The real goldmine is WhatsApp. In most cases, WhatsApp backups are enabled and uploaded by default, including when the whole iPhone backup is created. And by default, backups are unencrypted.
So if you ever wonder how they access those WhatsApp messages, when you think that they would be end-to-end encrypted, reality is something else.
I've got backups disabled on WhatsApp and the app reminds me like once every few weeks "You should turn on your backups!". Easier to click yes.
> I doubt very much if any terrorist, criminal or child abuser is going to use any google or apple cloud service to back up their files.
Meanwhile, the amount of local news arrests for people getting busted for uploading CSAM to online platforms like Google and Apple is exponentially increasing.
The average "criminal" is an idiot.
News stories seem to indicate that many criminals use computers just like any given person does.
Even people concerned with security who know a little seem to be terrible at it.
A local protest group in my area was passing around an image with security tips. They were hilariously bad, suggestions based on very confused understandings of risk. These people weren’t criminals necessarily, but they were motivated and concerned and somehow just terrible at basic security.
> News stories seem to indicate
What's the inverse of survivor bias?
They are still people committing crimes. I don't think that's quite the same as the prototypical survivorship bias would imply.
There is the possibility that there is a great deal more crime being commuted by capable super criminals who understand the nuances of security .... but I'm more of a subscriber to the theory that for "most" crime, it's a lot of stupid people.

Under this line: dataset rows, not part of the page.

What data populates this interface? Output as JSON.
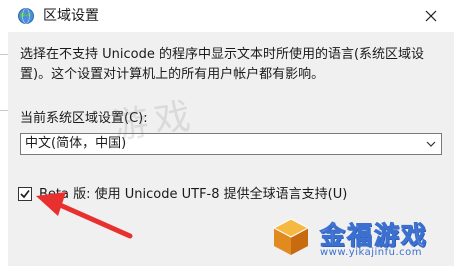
{
  "dialog": {
    "title": "区域设置",
    "description": "选择在不支持 Unicode 的程序中显示文本时所使用的语言(系统区域设置)。这个设置对计算机上的所有用户帐户都有影响。",
    "current_locale_label": "当前系统区域设置(C):",
    "current_locale_value": "中文(简体，中国)",
    "beta_checkbox_label": "Beta 版: 使用 Unicode UTF-8 提供全球语言支持(U)",
    "beta_checked": true
  },
  "overlay": {
    "watermark_text": "游戏",
    "logo_text": "金福游戏",
    "logo_url": "www.yikajinfu.com",
    "arrow_color": "#e8312f",
    "logo_color": "#3b6fd0"
  }
}
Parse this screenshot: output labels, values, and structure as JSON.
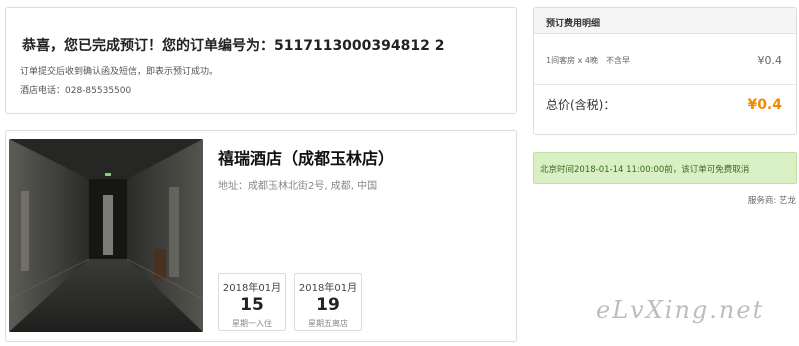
{
  "confirmation": {
    "title": "恭喜，您已完成预订！您的订单编号为：5117113000394812 2",
    "note": "订单提交后收到确认函及短信，即表示预订成功。",
    "phone": "酒店电话：028-85535500"
  },
  "hotel": {
    "name": "禧瑞酒店（成都玉林店）",
    "address": "地址：成都玉林北街2号, 成都, 中国",
    "checkin": {
      "year_month": "2018年01月",
      "day": "15",
      "weekday": "星期一入住"
    },
    "checkout": {
      "year_month": "2018年01月",
      "day": "19",
      "weekday": "星期五离店"
    }
  },
  "price": {
    "header": "预订费用明细",
    "line_desc": "1间客房 x 4晚　不含早",
    "line_amount": "¥0.4",
    "total_label": "总价(含税)：",
    "total_amount": "¥0.4",
    "accent_color": "#f08c00"
  },
  "cancel_notice": "北京时间2018-01-14 11:00:00前，该订单可免费取消",
  "provider": "服务商: 艺龙",
  "watermark": "eLvXing.net"
}
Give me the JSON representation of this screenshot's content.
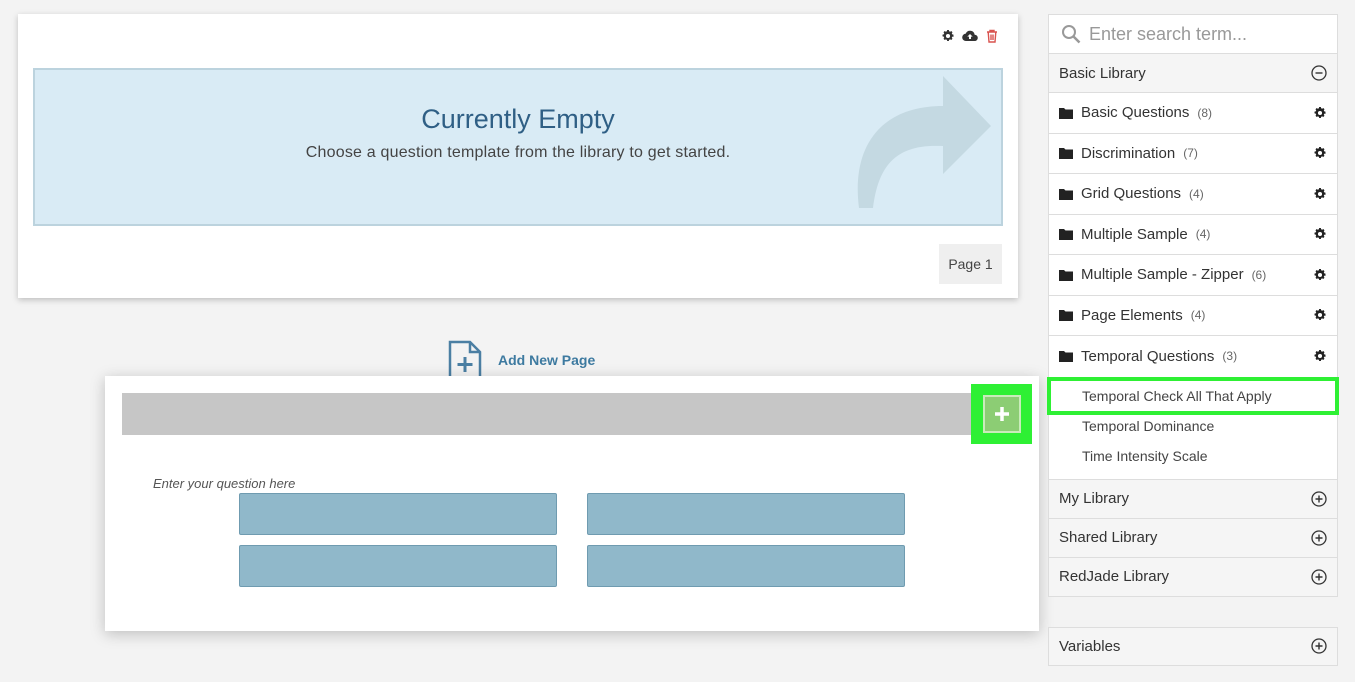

The average people have zero idea about these things. They just use phones, and do not care how they function, what they do in the background.
> I doubt very much if any terrorist, criminal or child abuser is going to use any google or apple cloud service to back up their files.
Most of the time, people become terrorists, criminals or child abusers because they're stupid, not because they're smart.
[flagged]
Don't iPhone photos automatically sync to your iCloud?
You can turn it off, and it is E2EE.
You need to enable an additional iCloud secure mode for true E2E to be enabled.